Launching a Vulnerability Management Program
Launching a vulnerability management program requires a few methodical steps
When President Biden’s executive order shone a light on the need to modernize and strengthen cybersecurity at the federal level, that arguably lit a fire under private sector organizations to execute a vulnerability management program.
No one denies the importance of a vulnerability management program to establish processes and controls to identify and remediate known vulnerabilities before they are exploited. Having a program in place will also help regulated industries stay in compliance with requirements.
Yet, some organizations lack a formal vulnerability management program—a 2020 survey from the SANS Institute found that 24% have only an informal program.
The trick is figuring out how to put a program together. Good security hygiene is a key part of a vulnerability management program, but many organizations don’t know where to begin.
Getting Started With a Vulnerability Management Program
There are a number of steps involved, but first and foremost, an organization must decide what level of risk tolerance it is willing to accept. This is critical for effective prioritization and it will, of course, vary by company. Your risk appetite might be influenced by your industry or specific company guidelines.
Once you make that determination, you need to assemble a team to then identify/inventory your technology environment. This includes endpoints, systems, networks, cloud services, SaaS apps, and open source elements. The team will be tasked with identifying, tracking and assessing vulnerabilities across the environment.
You must also acquire the right scanning tools to unearth and then patch and remediate the vulnerabilities. This is also an important opportunity for continuous improvement and learning how to instill a culture of vulnerability management into your organization, observes Tom Blauvelt, vice president of solution architecture at Rezilion. Then it’s time to evaluate and prioritize the vulnerabilities that have been discovered. After all, you won’t be able to find or fix every vulnerability. Trying to do so will have a severe impact on time management, human resources and cost. And sometimes, the cost of fixing the vulnerability is significantly greater than the cost an organization will incur if the vulnerability were to be exploited.

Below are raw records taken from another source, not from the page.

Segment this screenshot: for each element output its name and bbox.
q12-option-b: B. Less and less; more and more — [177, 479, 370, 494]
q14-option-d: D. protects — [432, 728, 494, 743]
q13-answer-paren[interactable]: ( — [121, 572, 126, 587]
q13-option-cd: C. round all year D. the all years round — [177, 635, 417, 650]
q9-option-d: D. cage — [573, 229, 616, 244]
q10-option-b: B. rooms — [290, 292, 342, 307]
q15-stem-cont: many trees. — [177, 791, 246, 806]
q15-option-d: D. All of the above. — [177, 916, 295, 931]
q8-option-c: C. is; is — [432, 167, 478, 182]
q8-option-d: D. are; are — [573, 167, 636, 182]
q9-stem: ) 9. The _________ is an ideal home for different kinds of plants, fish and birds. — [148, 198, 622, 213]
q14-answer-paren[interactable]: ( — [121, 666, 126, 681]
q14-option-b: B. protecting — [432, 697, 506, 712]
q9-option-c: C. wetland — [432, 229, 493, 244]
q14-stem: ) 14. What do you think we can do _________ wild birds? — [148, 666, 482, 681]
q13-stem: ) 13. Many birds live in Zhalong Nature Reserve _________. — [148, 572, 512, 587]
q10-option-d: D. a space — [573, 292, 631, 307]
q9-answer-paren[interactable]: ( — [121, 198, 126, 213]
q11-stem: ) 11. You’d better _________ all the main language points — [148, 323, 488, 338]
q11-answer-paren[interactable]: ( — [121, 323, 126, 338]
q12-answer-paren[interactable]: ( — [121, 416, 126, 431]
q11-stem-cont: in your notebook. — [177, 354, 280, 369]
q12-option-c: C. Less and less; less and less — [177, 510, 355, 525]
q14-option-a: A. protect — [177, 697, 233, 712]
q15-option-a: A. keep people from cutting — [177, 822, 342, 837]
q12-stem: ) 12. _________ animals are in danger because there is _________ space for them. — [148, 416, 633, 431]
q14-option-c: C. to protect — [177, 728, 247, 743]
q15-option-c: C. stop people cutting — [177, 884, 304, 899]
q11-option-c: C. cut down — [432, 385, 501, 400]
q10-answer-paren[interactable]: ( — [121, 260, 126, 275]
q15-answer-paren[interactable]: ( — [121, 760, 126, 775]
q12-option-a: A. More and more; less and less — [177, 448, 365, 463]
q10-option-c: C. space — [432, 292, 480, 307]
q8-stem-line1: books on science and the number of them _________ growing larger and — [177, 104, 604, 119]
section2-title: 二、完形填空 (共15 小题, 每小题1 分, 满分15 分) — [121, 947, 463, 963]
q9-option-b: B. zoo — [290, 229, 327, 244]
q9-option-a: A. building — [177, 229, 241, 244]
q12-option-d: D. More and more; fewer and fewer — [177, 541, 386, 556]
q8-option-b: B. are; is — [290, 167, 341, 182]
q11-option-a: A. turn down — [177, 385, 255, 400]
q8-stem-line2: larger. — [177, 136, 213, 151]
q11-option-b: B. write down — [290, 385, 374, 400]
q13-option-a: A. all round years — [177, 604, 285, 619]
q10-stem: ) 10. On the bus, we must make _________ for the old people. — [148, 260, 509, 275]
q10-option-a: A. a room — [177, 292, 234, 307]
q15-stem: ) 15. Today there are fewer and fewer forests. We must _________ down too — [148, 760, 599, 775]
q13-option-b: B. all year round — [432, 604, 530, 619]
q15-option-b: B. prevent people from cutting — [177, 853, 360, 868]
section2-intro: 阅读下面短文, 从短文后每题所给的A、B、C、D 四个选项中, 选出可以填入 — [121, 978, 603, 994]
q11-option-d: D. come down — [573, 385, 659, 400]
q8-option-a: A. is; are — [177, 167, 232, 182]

Establishing metrics and key performance indicators will help you prioritize—such as time to detect, time to repair, and the percentage of critical vulnerabilities that were remediated on time. This will enable the team to measure the current state and track improvement.
After remediation, you’ll need to test and record the results. This is another critical step because if an attack is ongoing, you can refer back to your patch records and develop a better response strategy.
Further, if your industry must comply with regulations, having a record of vulnerabilities is proof of your accountability. So make sure you use a system that can customize your reports. Look for a platform with functionality to integrate with ticketing systems and the ability to develop metrics and custom dashboards. This will give key stakeholders a constant view of your team’s risk management progress.
Vulnerability Reporting Should Be Simple and Intuitive
Vulnerability management systems provide risk ratings and scores for vulnerabilities, such as the Common Vulnerability Scoring System (CVSS). But the CVSS does not provide enough useful context for most organizations. Seek vulnerability management tools that will give you information on the exploitability of a vulnerability based on your own unique environment so you can prioritize remediation accordingly.
Developing an effective vulnerability management program can take some time, and it’s a good idea to keep the process fluid for continuous improvement and enhancements.